Les investisseurs doivent analyser la situation sous plusieurs angles lorsque des conflits surviennent entre un conseil d'administration et le PDG d'une entreprise. (Photo: courtoisie)
BALADO. Le moins que l’on puisse dire, c’est le que le bras de fer entre le conseil d’administration de Les Vêtements de Sport Gildan (GIL, 43,91$) et son ancien président et chef de la direction Glenn Chamandy a fait couler beaucoup d’encre depuis décembre dernier.
Le conflit s’est répercuté sur la valeur du titre de l’entreprise, dont la valeur était de 49,61$ à la fermeture de la Bourse de Toronto le 8 décembre, avant d’être secoué par les changements annoncés à la haute direction trois jours plus tard. Il a depuis touché un creux de 41,32$ le 16 janvier, avant d’amorcer une remontée.
Steve Bélisle, gestionnaire de portefeuille à Gestion de placements Manuvie, estime que les investisseurs doivent analyser la situation sous plusieurs angles lorsque des conflits surviennent entre un conseil d’administration et le PDG d’une entreprise.
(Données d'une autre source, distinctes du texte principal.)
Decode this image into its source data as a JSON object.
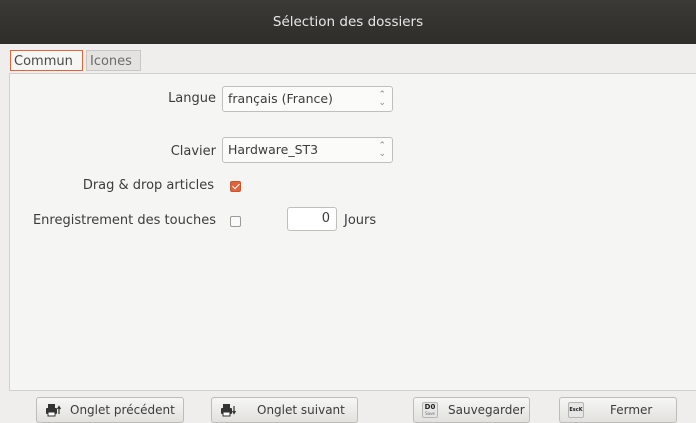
{
  "window": {
    "title": "Sélection des dossiers"
  },
  "tabs": [
    {
      "label": "Commun",
      "active": true
    },
    {
      "label": "Icones",
      "active": false
    }
  ],
  "form": {
    "langue": {
      "label": "Langue",
      "value": "français (France)"
    },
    "clavier": {
      "label": "Clavier",
      "value": "Hardware_ST3"
    },
    "drag_drop": {
      "label": "Drag & drop articles",
      "checked": true
    },
    "enregistrement": {
      "label": "Enregistrement des touches",
      "checked": false,
      "value": "0",
      "unit": "Jours"
    }
  },
  "buttons": {
    "prev": {
      "label": "Onglet précédent",
      "icon": "printer-up-icon"
    },
    "next": {
      "label": "Onglet suivant",
      "icon": "printer-down-icon"
    },
    "save": {
      "label": "Sauvegarder",
      "icon": "key-d0-icon",
      "key": "D0",
      "key_sub": "Save"
    },
    "close": {
      "label": "Fermer",
      "icon": "key-esc-icon",
      "key": "EscK"
    }
  },
  "colors": {
    "accent": "#e0643a",
    "titlebar": "#33322f"
  }
}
«Premièrement, ce qui est inquiétant, ce sont les allégations du conseil d’administration à l’effet que Glenn Chamandy considérait d’effectuer deux grosses acquisitions à l’extérieur des compétences de l’entreprise, et aurait utilisé beaucoup d’endettement. Ces acquisitions auraient pu provoquer une destruction de valeur pour les actionnaires», dit-il.
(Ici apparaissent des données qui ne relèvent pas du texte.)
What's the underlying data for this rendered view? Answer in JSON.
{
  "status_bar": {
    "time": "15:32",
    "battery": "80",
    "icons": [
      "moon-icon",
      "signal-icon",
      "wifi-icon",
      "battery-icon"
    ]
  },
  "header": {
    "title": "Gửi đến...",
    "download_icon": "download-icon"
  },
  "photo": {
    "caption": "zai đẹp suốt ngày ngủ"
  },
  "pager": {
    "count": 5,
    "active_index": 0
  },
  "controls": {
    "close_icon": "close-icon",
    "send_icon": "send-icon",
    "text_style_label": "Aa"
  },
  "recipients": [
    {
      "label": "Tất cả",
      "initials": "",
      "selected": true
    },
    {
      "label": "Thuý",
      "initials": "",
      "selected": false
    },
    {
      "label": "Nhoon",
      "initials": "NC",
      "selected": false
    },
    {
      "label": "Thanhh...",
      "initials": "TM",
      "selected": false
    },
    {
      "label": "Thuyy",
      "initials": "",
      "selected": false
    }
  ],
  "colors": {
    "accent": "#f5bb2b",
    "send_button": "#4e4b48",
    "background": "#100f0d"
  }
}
Il ajoute que les marchés regardent surtout comment les acquisitions peuvent contribuer à faire progresser le bénéfice par action. Selon lui, il s’agit d’un indicateur qui peut être trompeur lorsque les acquisitions ajoutent de la dette au bilan de la société. «Nous préférons mesurer le taux de rendement interne du déploiement du capital, on veut qu’il soit supérieur au coût d’acquisition, c’est ce qui permet de créer de la valeur», dit-il.
Un autre point inquiétant à analyser porte sur les allégations selons lesquelles l’ex-PDG tentait de saboter le plan de l’entreprise à sa propre succession.
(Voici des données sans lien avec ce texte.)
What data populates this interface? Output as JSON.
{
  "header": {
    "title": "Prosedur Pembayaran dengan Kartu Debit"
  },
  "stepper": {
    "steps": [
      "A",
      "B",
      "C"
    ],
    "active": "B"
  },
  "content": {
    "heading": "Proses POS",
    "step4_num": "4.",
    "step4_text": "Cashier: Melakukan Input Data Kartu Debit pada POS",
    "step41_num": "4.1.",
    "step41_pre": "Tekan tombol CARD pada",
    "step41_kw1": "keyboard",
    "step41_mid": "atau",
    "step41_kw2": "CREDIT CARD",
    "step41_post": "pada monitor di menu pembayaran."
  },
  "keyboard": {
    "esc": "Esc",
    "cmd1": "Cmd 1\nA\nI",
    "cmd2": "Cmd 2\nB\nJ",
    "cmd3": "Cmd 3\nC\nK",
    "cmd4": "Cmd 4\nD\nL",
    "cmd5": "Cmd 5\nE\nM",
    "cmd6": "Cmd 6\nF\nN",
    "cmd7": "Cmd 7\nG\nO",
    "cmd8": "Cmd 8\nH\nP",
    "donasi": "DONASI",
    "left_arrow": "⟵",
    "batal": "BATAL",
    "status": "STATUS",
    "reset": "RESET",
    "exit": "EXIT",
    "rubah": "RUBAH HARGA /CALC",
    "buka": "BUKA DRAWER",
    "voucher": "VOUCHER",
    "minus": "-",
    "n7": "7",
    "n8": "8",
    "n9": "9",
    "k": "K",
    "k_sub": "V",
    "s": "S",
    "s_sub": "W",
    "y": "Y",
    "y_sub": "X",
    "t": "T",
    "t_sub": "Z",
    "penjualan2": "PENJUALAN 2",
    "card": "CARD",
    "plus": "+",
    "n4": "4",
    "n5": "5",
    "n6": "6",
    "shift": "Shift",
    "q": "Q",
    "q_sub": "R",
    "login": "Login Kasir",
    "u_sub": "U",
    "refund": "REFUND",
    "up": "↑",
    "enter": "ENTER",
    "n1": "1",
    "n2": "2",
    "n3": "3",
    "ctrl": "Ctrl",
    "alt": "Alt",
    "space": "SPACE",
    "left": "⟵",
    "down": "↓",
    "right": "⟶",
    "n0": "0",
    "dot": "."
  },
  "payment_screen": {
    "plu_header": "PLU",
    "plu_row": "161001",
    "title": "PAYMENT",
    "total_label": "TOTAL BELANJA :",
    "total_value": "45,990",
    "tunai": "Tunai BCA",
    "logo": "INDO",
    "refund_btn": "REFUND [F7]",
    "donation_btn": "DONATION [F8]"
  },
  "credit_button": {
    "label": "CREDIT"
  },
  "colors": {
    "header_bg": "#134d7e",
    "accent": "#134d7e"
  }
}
Toutefois, Steve Bélisle souligne que le nouveau PDG de Gildan, Vince Tyra, aurait une feuille de route peu reluisante. «Toutefois, comme actionnaire, il ne faut pas mettre trop d’emphase sur l’identité du PDG d’une entreprise. Au final, une bonne entreprise restera bonne peu importe qui sera à sa tête», croit-il.
À son avis, les investisseurs peuvent se protéger de conflits comme celui qui secoue le fabricant de vêtements en analysant la bonne gouvernance des entreprises. «Ça commence avec un conseil d’administration indépendant, ce qui est le cas à 91% chez Gildan. Un autre élément, c’est comment la rémunération du PDG est structurée», dit-il.
À l’entreprie, la rémunération est à long terme, mais est motivée par la croissance des revenus, ce qui peut être fait par endettement. «En 2022, on a ajouté un volet lié à la performance du titre», dit-il.
Steve Bélisle ajoute que deux éléments ne font pas partie des bonnes règles de gouvernance, soit la possibilité pour les dirigeants d’une entreprise d’utiliser une «dragée toxique» ou des «parachutes dorés» pour contrer une offre publique d’achat.
Lorsqu’une entreprise comme Gildan doit affronter un conflit à la haute direction, il est certain que les investisseurs doivent se poser la question à savoir si la bisbille peut pénaliser le titre à moyen terme. Selon le gestionnaire de portefeuille, on pourrait craindre le départ d’employés clés, ce qui enverrait un signal négatif. «On peut aussi craindre que le nouveau PDG mette en place une nouvelle stratégie qui divergerait de ce que nous considérons comme le meilleur chemin pour créer de la valeur pour les actionnaires», dit-il.
Cela dit, il concède que le récent recul du titre rend son évaluation plus attrayante.
*Gestion de Placements Manuvie possède des actions de Gildan.